Consumer Struggles in Health Insurance Claims
A recent survey conducted by LocalCircles sheds light on the challenges faced by consumers in processing health insurance claims. According to the survey, a significant 43% of insurance policyholders encountered difficulties in processing their health insurance claims over the past three years. The survey highlights various issues ranging from claim rejections to delays in claim approvals, raising concerns about the efficiency and transparency of the health insurance system.
Time-consuming Claim Approval Process
One of the key findings of the survey is the time-consuming nature of the health insurance claim approval process. Many policyholders reported spending hours trying to get their claims processed, with some even facing delays of 10-12 hours after the patient was ready for discharge. This prolonged process not only adds to the stress of the patients and their families but also increases the financial burden, as any additional nights spent at the hospital waiting for claim approval have to be borne by the patients themselves.

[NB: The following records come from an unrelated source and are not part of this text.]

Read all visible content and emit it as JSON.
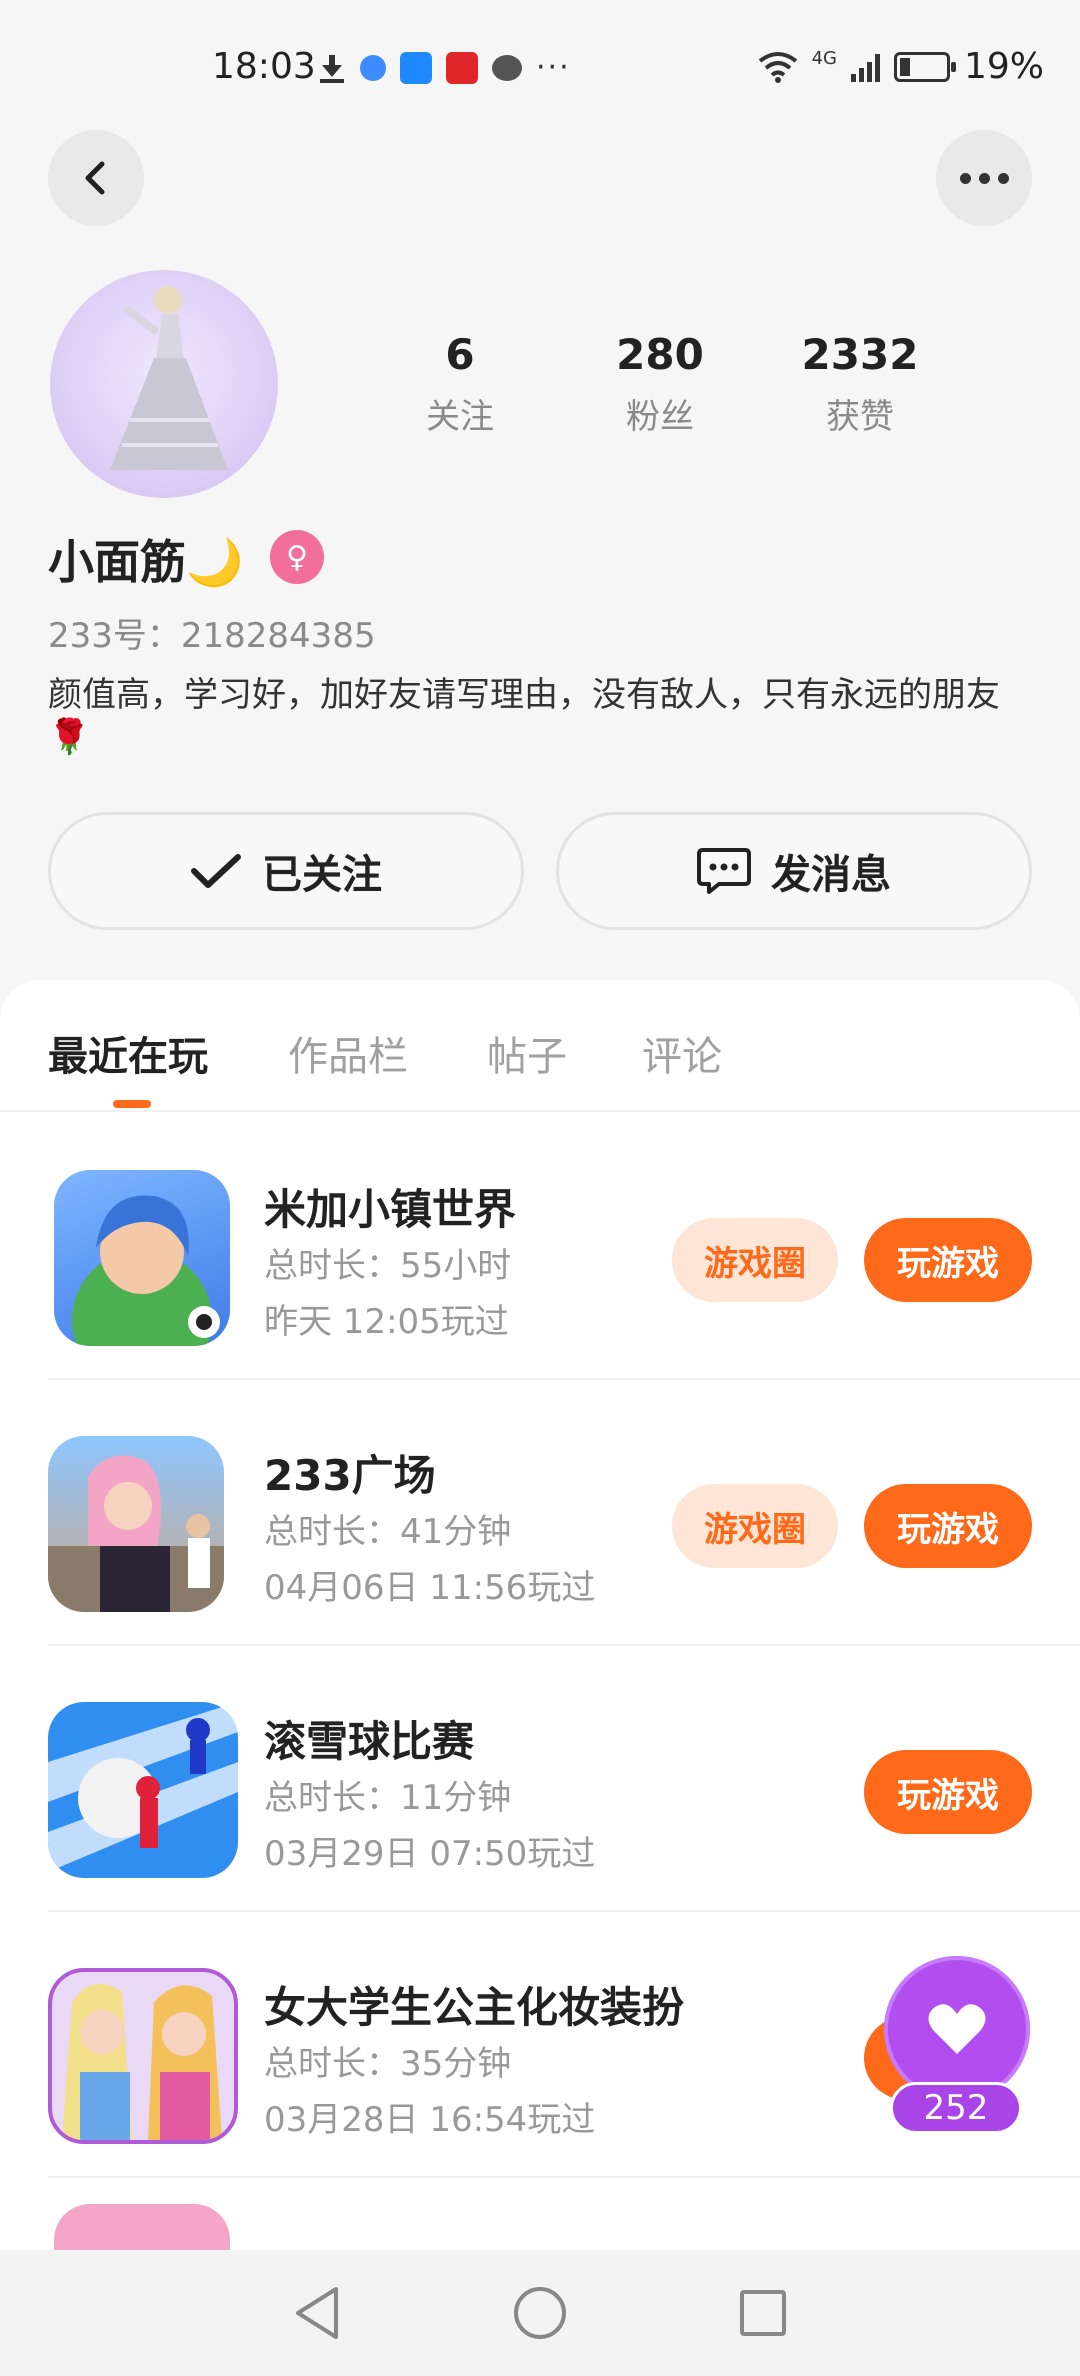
{
  "status_bar": {
    "time": "18:03",
    "more": "···",
    "network": "4G",
    "battery": "19%"
  },
  "profile": {
    "stats": [
      {
        "value": "6",
        "label": "关注"
      },
      {
        "value": "280",
        "label": "粉丝"
      },
      {
        "value": "2332",
        "label": "获赞"
      }
    ],
    "nickname": "小面筋🌙",
    "gender_symbol": "♀",
    "uid": "233号：218284385",
    "bio": "颜值高，学习好，加好友请写理由，没有敌人，只有永远的朋友🌹",
    "follow_label": "已关注",
    "message_label": "发消息"
  },
  "tabs": [
    "最近在玩",
    "作品栏",
    "帖子",
    "评论"
  ],
  "games": [
    {
      "title": "米加小镇世界",
      "duration": "总时长：55小时",
      "last_played": "昨天 12:05玩过",
      "circle_label": "游戏圈",
      "play_label": "玩游戏"
    },
    {
      "title": "233广场",
      "duration": "总时长：41分钟",
      "last_played": "04月06日 11:56玩过",
      "circle_label": "游戏圈",
      "play_label": "玩游戏"
    },
    {
      "title": "滚雪球比赛",
      "duration": "总时长：11分钟",
      "last_played": "03月29日 07:50玩过",
      "play_label": "玩游戏"
    },
    {
      "title": "女大学生公主化妆装扮",
      "duration": "总时长：35分钟",
      "last_played": "03月28日 16:54玩过"
    }
  ],
  "like_count": "252",
  "colors": {
    "accent": "#ff6a1a",
    "accent_light": "#ffe5d6",
    "like": "#b24ef0",
    "gender": "#f26f9b"
  }
}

Struggles Despite Pre-Approval
Interestingly, even in cases where the insurance company provides pre-approval to the hospital’s TPA desk before the admission of the patient, delays in claim processing are still encountered. This highlights the inefficiencies in the existing claim processing system, despite prior authorization from the insurance provider.
Continued Consumer Challenges
Despite interventions by regulatory authorities like the Insurance Regulatory and Development Authority of India (Irdai), consumers continue to face challenges in dealing with insurance companies to get their health claims processed. The survey reveals that rejection of health insurance claims, including policy cancellations by insurance companies, remains a top concern among consumers.
Need for Transparency and Accountability
To address these issues, consumers advocate for greater transparency and accountability from insurance companies. The survey indicates overwhelming support (93%) for Irdai to mandate insurance companies to disclose details of claims received, rejected, and policies approved and canceled on their websites each month. Such disclosures are seen as a means to improve transparency and discourage arbitrary policy cancellations by insurance providers.
Concerns Raised by Policyholders
Policyholders have raised several concerns regarding their health insurance policies, including:
- Lack of full disclosure about exclusions and eligibility for claims
- Ambiguity in contracts due to technical jargon and complex language
- Rejection of claims due to pre-existing diseases
- Issues with eligibility criteria beyond pre-existing diseases
- Challenges related to crop insurance rules tied to the scheme
Agent Involvement and Commission Structure
Another concern highlighted by the Consumer Affairs Department is the lack of interest shown by agents in guiding or assisting policyholders after selling policies. This apathy is attributed to the front-loaded commission structure, which incentivizes agents to focus solely on policy sales rather than post-sales service and support.